There is a history within the evangelical movement of not going to church. Billy Sunday (1862-1935), the famous evangelical preacher, quipped, “Going to a garage doesn’t make you an automobile no more than going to church makes you a Christian.” This statement could wisely be heard to warn against the hypocrisy of church-goers who are callous during the workweek. But it has also been twisted to mean that good cars don’t go to a garage and good Christians don’t need church. In the current context of conservative politics millions of self-identified evangelicals don’t think about church at all, not one way or the other. “To be a conservative Republican is to be an evangelical Christian, regardless of whether they ever attend a Sunday service,” writes Burge.
Timothy Carney of The Washington Examiner finds that many fervent supporters of Donald Trump (the so-called Republican base) are unaffiliated—not only from congregations but also from other local voluntary associations. While Trump supporters say that religion is very important, they are the “least likely to actually go to church,” Carney writes in Alienated America: Why Some Places Thrive While Others Collapse (Harper Collins, 2019). This segment of our society is more psychologically isolated and less happy than others who participate in extended ethnic families and associations of many types. They are stuck. There is little “scaffolding to climb above their starting point,” Carney concludes.
Poverty doesn’t keep people away from church. It is social isolation, including that of young adults, that is associated with not participating in a church.

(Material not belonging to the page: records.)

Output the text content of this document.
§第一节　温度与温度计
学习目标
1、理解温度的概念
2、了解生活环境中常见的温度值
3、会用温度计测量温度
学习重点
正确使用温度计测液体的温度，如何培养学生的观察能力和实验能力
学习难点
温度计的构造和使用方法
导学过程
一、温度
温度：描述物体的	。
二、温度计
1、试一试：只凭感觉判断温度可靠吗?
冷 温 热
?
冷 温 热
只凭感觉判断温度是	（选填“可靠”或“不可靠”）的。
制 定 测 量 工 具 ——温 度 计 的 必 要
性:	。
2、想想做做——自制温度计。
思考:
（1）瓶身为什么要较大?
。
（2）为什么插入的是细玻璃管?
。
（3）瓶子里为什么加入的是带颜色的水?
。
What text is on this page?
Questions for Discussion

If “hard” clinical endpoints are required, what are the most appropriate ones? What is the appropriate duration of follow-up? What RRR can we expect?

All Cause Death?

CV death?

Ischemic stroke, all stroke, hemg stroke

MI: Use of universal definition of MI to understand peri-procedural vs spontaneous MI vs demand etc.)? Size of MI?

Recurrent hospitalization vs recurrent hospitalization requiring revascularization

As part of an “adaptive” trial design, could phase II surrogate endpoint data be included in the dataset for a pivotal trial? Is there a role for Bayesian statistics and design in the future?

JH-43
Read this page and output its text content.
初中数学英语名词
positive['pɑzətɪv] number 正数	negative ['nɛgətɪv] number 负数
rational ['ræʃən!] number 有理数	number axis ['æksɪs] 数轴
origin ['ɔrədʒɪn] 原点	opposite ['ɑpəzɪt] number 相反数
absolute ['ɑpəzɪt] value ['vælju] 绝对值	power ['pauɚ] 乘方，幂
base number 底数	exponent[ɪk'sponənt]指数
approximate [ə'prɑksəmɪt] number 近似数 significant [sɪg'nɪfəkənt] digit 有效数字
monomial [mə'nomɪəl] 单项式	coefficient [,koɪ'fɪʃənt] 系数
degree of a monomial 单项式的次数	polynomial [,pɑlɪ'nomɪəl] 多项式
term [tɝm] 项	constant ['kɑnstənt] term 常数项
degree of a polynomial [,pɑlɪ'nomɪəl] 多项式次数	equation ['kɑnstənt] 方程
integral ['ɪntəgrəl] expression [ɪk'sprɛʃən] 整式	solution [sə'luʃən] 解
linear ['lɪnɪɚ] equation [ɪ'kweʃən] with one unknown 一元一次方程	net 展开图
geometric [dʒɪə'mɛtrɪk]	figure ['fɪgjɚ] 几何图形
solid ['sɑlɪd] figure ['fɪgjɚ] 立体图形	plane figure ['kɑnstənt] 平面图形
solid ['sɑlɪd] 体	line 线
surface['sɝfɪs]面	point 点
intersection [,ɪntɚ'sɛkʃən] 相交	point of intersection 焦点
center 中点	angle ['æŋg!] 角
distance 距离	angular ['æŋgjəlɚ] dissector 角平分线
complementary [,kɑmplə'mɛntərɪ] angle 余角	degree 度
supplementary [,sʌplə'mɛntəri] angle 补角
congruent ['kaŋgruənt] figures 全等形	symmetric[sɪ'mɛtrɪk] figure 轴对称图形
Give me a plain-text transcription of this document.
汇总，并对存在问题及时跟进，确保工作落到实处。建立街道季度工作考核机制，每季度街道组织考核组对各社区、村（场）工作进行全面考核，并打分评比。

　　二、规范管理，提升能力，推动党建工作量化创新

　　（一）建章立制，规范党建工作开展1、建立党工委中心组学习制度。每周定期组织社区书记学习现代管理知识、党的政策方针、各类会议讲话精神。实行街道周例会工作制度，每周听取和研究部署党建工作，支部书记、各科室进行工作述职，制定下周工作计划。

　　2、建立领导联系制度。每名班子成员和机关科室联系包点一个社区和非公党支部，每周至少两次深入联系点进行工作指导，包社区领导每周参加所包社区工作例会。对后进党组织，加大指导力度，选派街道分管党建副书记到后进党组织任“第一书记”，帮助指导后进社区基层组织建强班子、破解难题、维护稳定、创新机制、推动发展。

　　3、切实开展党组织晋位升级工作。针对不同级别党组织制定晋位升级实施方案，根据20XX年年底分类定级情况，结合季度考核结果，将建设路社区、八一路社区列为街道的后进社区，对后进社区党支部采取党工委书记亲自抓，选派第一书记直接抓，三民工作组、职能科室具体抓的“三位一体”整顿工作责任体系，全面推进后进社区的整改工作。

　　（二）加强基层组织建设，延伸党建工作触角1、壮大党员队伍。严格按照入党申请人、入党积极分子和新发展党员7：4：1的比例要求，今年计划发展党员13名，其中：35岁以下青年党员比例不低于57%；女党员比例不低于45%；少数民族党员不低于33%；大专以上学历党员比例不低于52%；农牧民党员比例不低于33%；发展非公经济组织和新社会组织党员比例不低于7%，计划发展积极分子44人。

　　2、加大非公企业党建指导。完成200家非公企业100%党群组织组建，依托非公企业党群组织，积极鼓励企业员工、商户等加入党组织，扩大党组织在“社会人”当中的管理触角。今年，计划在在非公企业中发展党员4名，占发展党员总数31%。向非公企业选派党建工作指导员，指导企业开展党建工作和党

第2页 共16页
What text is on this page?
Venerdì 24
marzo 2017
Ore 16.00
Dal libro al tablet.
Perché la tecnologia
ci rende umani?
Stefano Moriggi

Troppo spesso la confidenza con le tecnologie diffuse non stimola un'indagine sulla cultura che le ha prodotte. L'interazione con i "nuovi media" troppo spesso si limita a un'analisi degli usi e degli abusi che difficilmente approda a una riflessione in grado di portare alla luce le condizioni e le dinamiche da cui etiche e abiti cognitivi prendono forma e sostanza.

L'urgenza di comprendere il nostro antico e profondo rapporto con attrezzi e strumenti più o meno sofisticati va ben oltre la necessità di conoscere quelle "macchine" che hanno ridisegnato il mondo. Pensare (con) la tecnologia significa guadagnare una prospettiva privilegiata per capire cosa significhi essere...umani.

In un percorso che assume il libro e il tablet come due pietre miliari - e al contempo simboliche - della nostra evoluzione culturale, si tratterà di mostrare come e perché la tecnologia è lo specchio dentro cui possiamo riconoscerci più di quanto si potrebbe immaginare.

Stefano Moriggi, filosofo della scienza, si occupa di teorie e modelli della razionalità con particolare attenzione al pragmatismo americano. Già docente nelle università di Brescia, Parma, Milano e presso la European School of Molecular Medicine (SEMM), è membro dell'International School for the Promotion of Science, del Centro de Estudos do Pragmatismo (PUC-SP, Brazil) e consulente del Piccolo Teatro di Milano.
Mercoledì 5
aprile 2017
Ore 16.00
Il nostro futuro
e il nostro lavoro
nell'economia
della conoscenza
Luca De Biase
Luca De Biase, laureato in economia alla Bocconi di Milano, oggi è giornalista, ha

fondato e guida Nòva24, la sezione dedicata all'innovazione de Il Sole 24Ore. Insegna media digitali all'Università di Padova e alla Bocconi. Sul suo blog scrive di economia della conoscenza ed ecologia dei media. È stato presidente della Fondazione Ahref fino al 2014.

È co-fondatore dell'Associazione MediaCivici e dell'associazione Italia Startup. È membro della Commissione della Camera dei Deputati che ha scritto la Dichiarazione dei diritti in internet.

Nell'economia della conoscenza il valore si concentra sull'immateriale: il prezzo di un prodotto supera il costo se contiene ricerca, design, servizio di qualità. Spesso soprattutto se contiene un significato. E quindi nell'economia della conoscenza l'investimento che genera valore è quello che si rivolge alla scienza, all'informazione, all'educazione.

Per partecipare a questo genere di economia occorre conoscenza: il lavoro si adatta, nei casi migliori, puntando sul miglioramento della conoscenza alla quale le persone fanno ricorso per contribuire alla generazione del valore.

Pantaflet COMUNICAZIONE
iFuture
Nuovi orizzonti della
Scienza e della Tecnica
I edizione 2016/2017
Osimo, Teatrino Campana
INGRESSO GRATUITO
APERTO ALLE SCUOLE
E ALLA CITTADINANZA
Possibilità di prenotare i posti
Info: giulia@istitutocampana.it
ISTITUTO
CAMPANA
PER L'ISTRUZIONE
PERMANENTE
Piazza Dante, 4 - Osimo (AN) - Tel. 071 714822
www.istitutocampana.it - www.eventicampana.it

So what comes first? Attract people to a good church and other healthy groups? Then they will see through the shallowness of nationally-known evangelical preachers (and some Catholic leaders) who equate Christianity with conservative Republicanism? Or, attract voters to some alternative to conservative Republicanism and they will go to church? But to what alternative? To a Democratic Party enthralled with the empty promises of Wall St., Hollywood and Silicon Valley?